Distinct motifs in the E protein are required for SARS-CoV-2 virus particle formation and lysosomal deacidification in host cells

Abstract

ABSTRACT Severe acute respiratory syndrome-coronavirus-2 (SARS-CoV-2) is a major public health concern, but the mechanisms underlying its viral particle formation are not well understood. In this study, we established a system for producing virus-like particles (VLPs) by expressing four structural proteins that make up SARS-CoV-2 virus particles in cells and used a spike (S) protein fused with the HiBiT peptide as a marker for evaluating VLP production. Using this system, we confirmed that the E protein plays an important role in VLP release. Both the co-expression of VPS4A K173Q and ORF3A and treatment with bafilomycin A1 enhanced VLP release. These results suggest that VLPs are released in an endosomal sorting complex required for transport-independent manner and that lysosomal dysfunction is required for the efficient release of VLPs. Screening various E protein mutants revealed that the F56/Y57/Y59 amyloidization motif and the D72/L73/L74/V75 PDZ-binding motif (PBM) are critical for E protein function in VLP release.
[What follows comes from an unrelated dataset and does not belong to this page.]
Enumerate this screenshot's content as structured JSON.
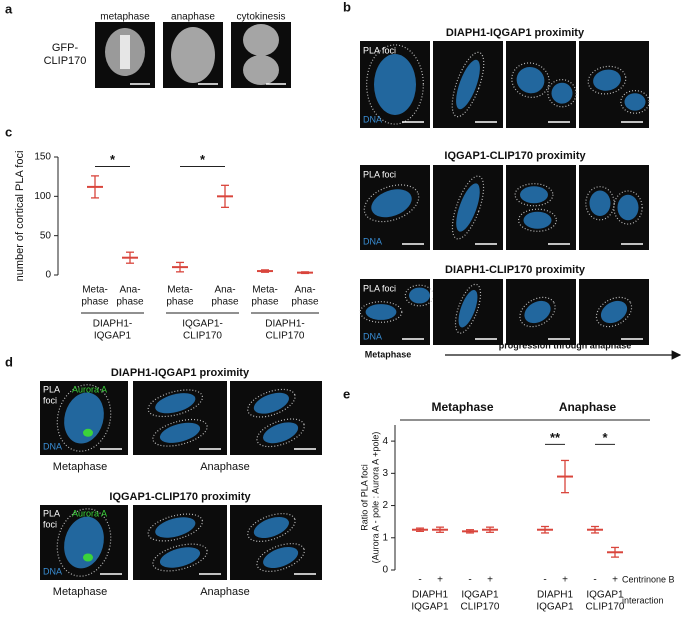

We also found that E protein expression led to an increase in the pH of lysosomes and that the N15 residue required for viroporin activity, the C40/C43 consensus sequence, or the K63 dibasic motif are required for its function. However, amyloidization or PBM mutations did not affect lysosomal deacidification, suggesting that the mechanisms of E protein activity during VLP formation and lysosomal deacidification are distinct. Overall, this study highlights the importance of the E protein in SARS-CoV-2 viral particle formation, and the results may be useful in the development of drugs that inhibit this process. IMPORTANCE Severe acute respiratory syndrome-coronavirus-2 (SARS-CoV-2), the virus responsible for coronavirus disease 2019 (COVID-19), has caused a global public health crisis. The E protein, a structural protein found in this virus particle, is also known to be a viroporin. As such, it forms oligomeric ion channels or pores in the host cell membrane. However, the relationship between these two functions is poorly understood. In this study, we showed that the roles of E protein in virus particle and viroporin formation are distinct. This study contributes to the development of drugs that inhibit SARS-CoV-2 virus particle formation. Additionally, we designed a highly sensitive and high-throughput virus-like particle detection system using the HiBiT tag, which is a useful tool for studying the release of SARS-CoV-2.